Firstly it would tame hawkers, then remove street children and finally streamline the matatu industry.

They had arrested thousands of hawkers and he explained that the fines hawkers will be slapped with will be a deterrent lesson to the others.

He estimated that there are 15,000 hawkers operating in the CBD.

Hawkers in Nairobi at Latema road in Nairobi on January 3, 2021. [Edward Kiplimo, Standard]

There have been calls from some quarters to shift the capital city as it’s already full to the brim.

Also, currently, Nairobi is suffering from a property oversupply, especially in the commercial offices market.

Woodhams was there when Nairobi boomed and explains the last 14 years since he took over the job as Knight Frank Kenya managing director.  

“In 2003, you had to go to Johannesburg if you want to go to Central Africa. Back in those days, the whole of sub-Saharan Africa was running out of Johannesburg.
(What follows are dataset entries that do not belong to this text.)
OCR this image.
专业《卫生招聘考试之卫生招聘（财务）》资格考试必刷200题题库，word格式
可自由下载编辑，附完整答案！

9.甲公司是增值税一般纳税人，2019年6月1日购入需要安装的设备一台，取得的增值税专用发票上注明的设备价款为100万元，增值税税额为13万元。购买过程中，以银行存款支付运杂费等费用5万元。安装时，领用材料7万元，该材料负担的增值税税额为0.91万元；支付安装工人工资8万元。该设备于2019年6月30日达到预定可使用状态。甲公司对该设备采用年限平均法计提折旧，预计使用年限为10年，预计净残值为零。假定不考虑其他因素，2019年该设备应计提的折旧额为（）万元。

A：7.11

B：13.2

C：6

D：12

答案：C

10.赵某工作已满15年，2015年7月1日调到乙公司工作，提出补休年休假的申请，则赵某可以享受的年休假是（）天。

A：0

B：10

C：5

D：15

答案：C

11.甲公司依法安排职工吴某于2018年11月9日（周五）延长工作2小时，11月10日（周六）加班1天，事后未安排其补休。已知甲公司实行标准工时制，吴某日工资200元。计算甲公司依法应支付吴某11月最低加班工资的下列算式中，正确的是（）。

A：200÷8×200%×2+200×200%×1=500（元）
From 2003, big corporates realised they needed a regional headquarters to service East Africa and that was Nairobi.”

This saw Nairobi grow strength to strength, says the man who inspired the boom of malls and large retail centres.

He explains that Nairobi is inflated by this regional role it plays over and above its role as a capital city.

Woodhams talks of property cycles that go up and down over seven years, Nairobi is suffering from such now.

“The market went to oversupply and this is normal … that’s why I talk about a 7-year cycle in the property market. I think if you went back to 2003 you probably would have seen the same thing if you looked at the data carefully enough but it was probably masked by the general economic growth.”